Re: [ceph-users] osds crashing during hit_set_trim and hit_set_remove_all

2017-03-03 Thread Sage Weil
On Fri, 3 Mar 2017, Mike Lovell wrote:
> i started an upgrade process to go from 0.94.7 to 10.2.5 on a production
> cluster that is using cache tiering. this cluster has 3 monitors, 28 storage
> nodes, around 370 osds. the upgrade of the monitors completed without issue.

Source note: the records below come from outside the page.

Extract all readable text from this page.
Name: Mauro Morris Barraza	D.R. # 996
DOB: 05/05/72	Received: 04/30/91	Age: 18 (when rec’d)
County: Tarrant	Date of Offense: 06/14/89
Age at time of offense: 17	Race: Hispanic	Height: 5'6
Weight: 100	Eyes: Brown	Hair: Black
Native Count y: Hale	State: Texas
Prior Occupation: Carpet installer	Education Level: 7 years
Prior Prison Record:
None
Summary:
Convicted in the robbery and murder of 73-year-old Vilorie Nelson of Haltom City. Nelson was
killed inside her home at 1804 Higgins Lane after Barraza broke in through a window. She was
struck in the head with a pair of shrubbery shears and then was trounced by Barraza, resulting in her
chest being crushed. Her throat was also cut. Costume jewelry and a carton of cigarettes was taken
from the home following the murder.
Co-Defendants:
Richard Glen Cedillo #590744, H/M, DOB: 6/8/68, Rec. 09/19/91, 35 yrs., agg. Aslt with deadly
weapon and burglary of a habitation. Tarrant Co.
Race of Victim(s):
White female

> i then upgraded 2 of the storage nodes, and after the restarts, the osds
> started crashing during hit_set_trim. here is some of the output from the
> log.
> 2017-03-02 22:41:32.338290 7f8bfd6d7700 -1 osd/ReplicatedPG.cc: In function
> 'void ReplicatedPG::hit_set_trim(ReplicatedPG::RepGather*, unsigned int)'
> thread 7f8bfd6d7700 time 2017-03-02 22:41:32.335020
> osd/ReplicatedPG.cc: 10514: FAILED assert(obc)
> 
>  ceph version 0.94.7 (d56bdf93ced6b80b07397d57e3fa68fe68304432)
>  1: (ceph::__ceph_assert_fail(char const*, char const*, int, char
> const*)+0x85) [0xbddac5]
>  2: (ReplicatedPG::hit_set_trim(ReplicatedPG::RepGather*, unsigned
> int)+0x75f) [0x87e48f]
>  3: (ReplicatedPG::hit_set_persist()+0xedb) [0x87f4ab]

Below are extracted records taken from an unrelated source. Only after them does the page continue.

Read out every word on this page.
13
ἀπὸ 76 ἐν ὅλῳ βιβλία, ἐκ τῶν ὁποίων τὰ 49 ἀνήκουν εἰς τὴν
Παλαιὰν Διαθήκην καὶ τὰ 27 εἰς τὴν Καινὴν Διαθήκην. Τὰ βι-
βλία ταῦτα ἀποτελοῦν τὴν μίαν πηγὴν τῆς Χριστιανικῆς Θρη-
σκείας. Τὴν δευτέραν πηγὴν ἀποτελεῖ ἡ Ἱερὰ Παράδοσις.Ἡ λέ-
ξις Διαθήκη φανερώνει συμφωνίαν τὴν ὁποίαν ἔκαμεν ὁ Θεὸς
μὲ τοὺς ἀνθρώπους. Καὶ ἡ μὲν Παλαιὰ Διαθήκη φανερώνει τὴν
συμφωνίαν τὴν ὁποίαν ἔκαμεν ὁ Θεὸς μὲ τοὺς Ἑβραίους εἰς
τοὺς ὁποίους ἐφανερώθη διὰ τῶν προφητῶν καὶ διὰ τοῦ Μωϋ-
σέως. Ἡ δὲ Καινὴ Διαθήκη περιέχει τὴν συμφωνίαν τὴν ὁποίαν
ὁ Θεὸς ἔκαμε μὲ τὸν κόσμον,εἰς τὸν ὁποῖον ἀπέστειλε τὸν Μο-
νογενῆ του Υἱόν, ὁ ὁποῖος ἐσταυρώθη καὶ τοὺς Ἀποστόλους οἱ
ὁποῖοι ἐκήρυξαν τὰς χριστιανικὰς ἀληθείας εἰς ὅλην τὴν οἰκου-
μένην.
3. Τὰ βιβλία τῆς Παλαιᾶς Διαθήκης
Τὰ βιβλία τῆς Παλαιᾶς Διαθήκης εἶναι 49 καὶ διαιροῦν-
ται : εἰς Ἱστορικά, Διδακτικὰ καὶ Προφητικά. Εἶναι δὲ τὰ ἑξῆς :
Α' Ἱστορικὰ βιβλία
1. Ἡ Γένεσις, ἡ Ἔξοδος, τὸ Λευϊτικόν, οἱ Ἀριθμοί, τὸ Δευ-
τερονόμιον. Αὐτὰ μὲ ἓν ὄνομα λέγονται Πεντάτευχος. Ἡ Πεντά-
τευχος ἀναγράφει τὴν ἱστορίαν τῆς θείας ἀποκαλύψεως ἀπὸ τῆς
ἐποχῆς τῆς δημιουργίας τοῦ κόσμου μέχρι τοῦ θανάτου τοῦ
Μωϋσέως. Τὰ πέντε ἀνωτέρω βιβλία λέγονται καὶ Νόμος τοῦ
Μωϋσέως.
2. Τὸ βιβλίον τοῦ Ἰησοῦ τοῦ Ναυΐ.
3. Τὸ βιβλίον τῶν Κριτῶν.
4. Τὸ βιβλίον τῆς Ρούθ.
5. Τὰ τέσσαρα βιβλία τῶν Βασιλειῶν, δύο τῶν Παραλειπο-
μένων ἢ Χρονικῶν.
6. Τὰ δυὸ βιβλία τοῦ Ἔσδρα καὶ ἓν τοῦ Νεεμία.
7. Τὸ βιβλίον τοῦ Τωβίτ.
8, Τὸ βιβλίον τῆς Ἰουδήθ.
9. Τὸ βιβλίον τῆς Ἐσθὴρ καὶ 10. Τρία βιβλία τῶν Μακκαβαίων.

>  4: (ReplicatedPG::do_op(std::tr1::shared_ptr&)+0xe3a) [0x8a0d1a]
>  5: (ReplicatedPG::do_request(std::tr1::shared_ptr&,
> ThreadPool::TPHandle&)+0x68a) [0x83be4a]
>  6: (OSD::dequeue_op(boost::intrusive_ptr,
> std::tr1::shared_ptr, ThreadPool::TPHandle&)+0x405) [0x69a5c5]

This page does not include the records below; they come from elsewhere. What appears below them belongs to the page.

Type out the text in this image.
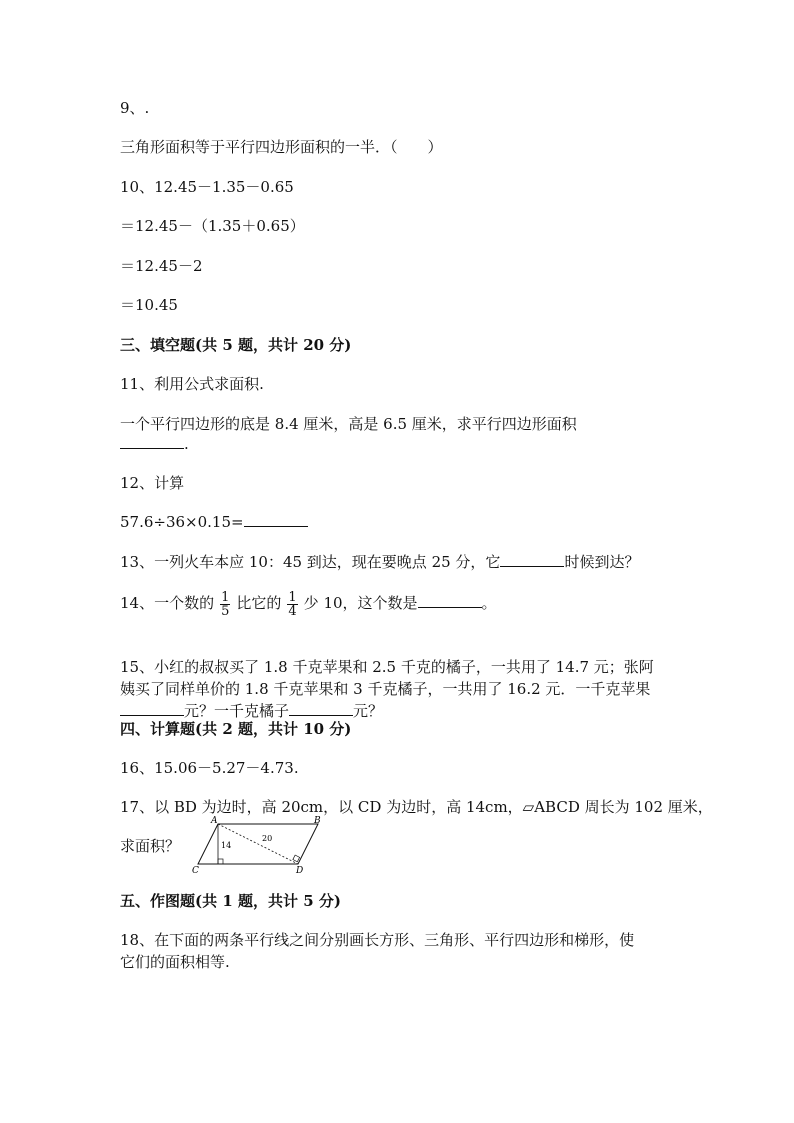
9、.
三角形面积等于平行四边形面积的一半．（　　）
10、12.45－1.35－0.65
＝12.45－（1.35＋0.65）
＝12.45－2
＝10.45
三、填空题(共 5 题，共计 20 分)
11、利用公式求面积.
一个平行四边形的底是 8.4 厘米，高是 6.5 厘米，求平行四边形面积
.
12、计算
57.6÷36×0.15=
13、一列火车本应 10：45 到达，现在要晚点 25 分，它	时候到达？
14、一个数的 $\frac{1}{5}$ 比它的 $\frac{1}{4}$ 少 10，这个数是	。
15、小红的叔叔买了 1.8 千克苹果和 2.5 千克的橘子，一共用了 14.7 元；张阿
姨买了同样单价的 1.8 千克苹果和 3 千克橘子，一共用了 16.2 元．一千克苹果
元？一千克橘子	元？
四、计算题(共 2 题，共计 10 分)
16、15.06－5.27－4.73.
17、以 BD 为边时，高 20cm，以 CD 为边时，高 14cm，▱ABCD 周长为 102 厘米，
求面积？
A	B
C	D
14
20
五、作图题(共 1 题，共计 5 分)
18、在下面的两条平行线之间分别画长方形、三角形、平行四边形和梯形，使
它们的面积相等.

>  7: (OSD::ShardedOpWQ::_process(unsigned int,
> ceph::heartbeat_handle_d*)+0x333) [0x69ab33]
>  8: (ShardedThreadPool::shardedthreadpool_worker(unsigned int)+0x86f)
> [0xbcd1cf]
>  9: (ShardedThreadPool::WorkThreadSharded::entry()+0x10) [0xbcf300]
>  10: (()+0x7dc5) [0x7f8c1c209dc5]
>  11: (clone()+0x6d) [0x7f8c1aceaced]
> 
> it started on just one osd and then spread to others until most of the osds
> that are part of the cache tier were crashing. that was happening on both
> the osds that were running jewel and on the ones running hammer. in the
> process of trying to sort this out, the use_gmt_hitset option was set to
> true and all of the osds were upgraded to hammer. we still have not been
> able to determine a cause or a fix.
> 
> it looks like when hit_set_trim and hit_set_remove_all are being called,
> they are calling hit_set_archive_object() to generate a name based on a
> timestamp and then calling get_object_context() which then returns nothing
> and triggers an assert.
> 
> i raised the debug_osd to 10/10 and then analyzed the logs after the crash.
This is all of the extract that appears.